Axel Mattart, Be not afraid, 2024 // Naomi Gamara, Las flores también tienen hambre, 2024

Acte de création

L’histoire de l’art revient de manière cyclique dans la création contemporaine, comme on a pu le constater ces dernières années, notamment dans la peinture états-unienne. Ce rapport aux techniques anciennes est moins évident chez Ludovico Orombelli, qui avec Sinopia, crée des œuvres avec un procédé préparatoire destiné aux fresques murales de la renaissance. L’envie de détourner pour créer autre chose se manifeste aussi chez Camille Lütjens, qui a concentré sa pratique artistique autour de la peinture et de la dialectique qu’elle entretient avec les images. Elle réinterprète des signes issus de l’univers multimédia jusqu’à les rendre illisibles. Avec Niels Hung, les informations sont condensées pour se réduire à une phrase sur un monochrome. Sa pièce Curiosity never killed the cat revient à une forme essentielle de peinture.

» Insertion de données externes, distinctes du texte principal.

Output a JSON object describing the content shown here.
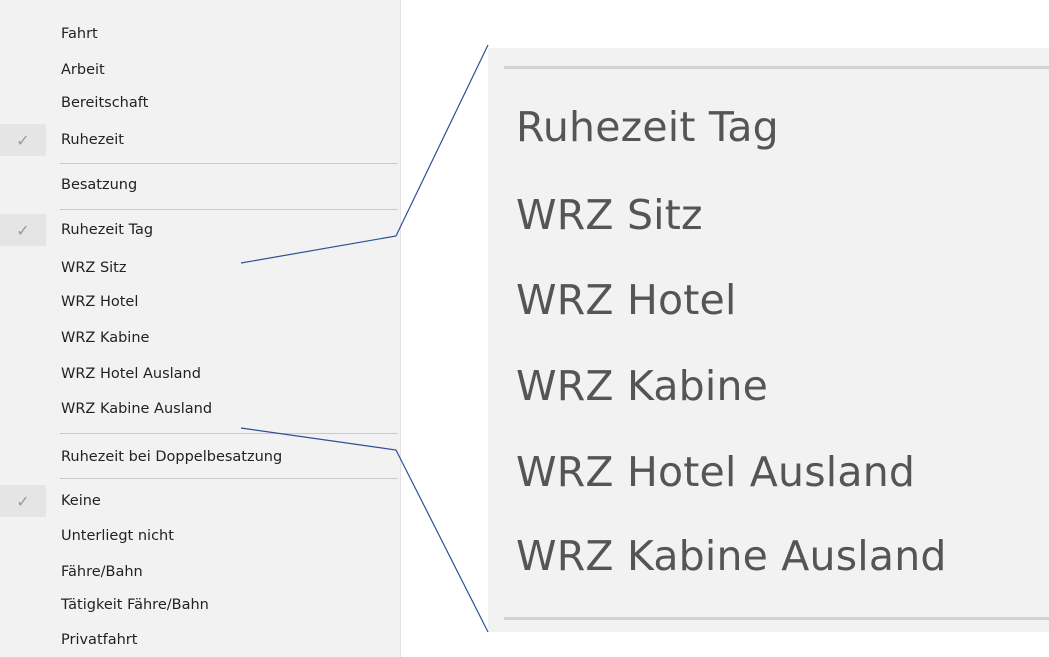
{
  "menu": {
    "group_activity": [
      {
        "label": "Fahrt",
        "checked": false
      },
      {
        "label": "Arbeit",
        "checked": false
      },
      {
        "label": "Bereitschaft",
        "checked": false
      },
      {
        "label": "Ruhezeit",
        "checked": true
      }
    ],
    "crew": {
      "label": "Besatzung"
    },
    "group_rest": [
      {
        "label": "Ruhezeit Tag",
        "checked": true
      },
      {
        "label": "WRZ Sitz",
        "checked": false
      },
      {
        "label": "WRZ Hotel",
        "checked": false
      },
      {
        "label": "WRZ Kabine",
        "checked": false
      },
      {
        "label": "WRZ Hotel Ausland",
        "checked": false
      },
      {
        "label": "WRZ Kabine Ausland",
        "checked": false
      }
    ],
    "double_crew": {
      "label": "Ruhezeit bei Doppelbesatzung"
    },
    "group_type": [
      {
        "label": "Keine",
        "checked": true
      },
      {
        "label": "Unterliegt nicht",
        "checked": false
      },
      {
        "label": "Fähre/Bahn",
        "checked": false
      },
      {
        "label": "Tätigkeit Fähre/Bahn",
        "checked": false
      },
      {
        "label": "Privatfahrt",
        "checked": false
      }
    ],
    "check_glyph": "checkmark-icon"
  },
  "zoom": {
    "items": [
      "Ruhezeit Tag",
      "WRZ Sitz",
      "WRZ Hotel",
      "WRZ Kabine",
      "WRZ Hotel Ausland",
      "WRZ Kabine Ausland"
    ]
  },
  "colors": {
    "menu_background": "#f2f2f2",
    "check_highlight": "#e5e5e5",
    "check_mark": "#9a9a9a",
    "callout_line": "#2e4f96"
  }
}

L’acte de créer passe une multitude de processus. Clara Götte nous questionne sur ce dernier avec REST, une œuvre en cours de création à mi-chemin entre le loisir et l’art contemporain. Le labeur de la broderie instaure un ralentissement de notre rythme effréné et devient ainsi résistance. Qui dit résistance, dit conflit. Mais comment créer dans un monde en pleine crise ?
Tout artiste engagé passe énormément de temps à lire et à se documenter sur les sujets qu’il souhaite aborder. Cette phase du travail se fait essentiellement de nos jours sur l’ordinateur. Melissa Ghazale, l’illustre bien dans Artist at work*, une pièce basée sur le travail de documentation effectué pour une performance en 2016. L’artiste libanaise a mis de côté ce projet en raison de l’instabilité politique qui frappe encore de nos jours le pays du cèdre.

 

A travers ces différents moyens d’expression, les étudiants des écoles d’art suisses posent un regard neuf sur notre société, sujette à des événements sans précédent. Au fil des années, le programme Space Invasion a pris de l’ampleur. La galeriste Fabienne Levy a d’ailleurs créé une association nommée Bridge Out ayant pour but de soutenir ce projet philanthropique.

Space Invasion III, une double exposition à découvrir jusqu’au 3 août à la galerie Fabienne Levy de Lausanne et Genève.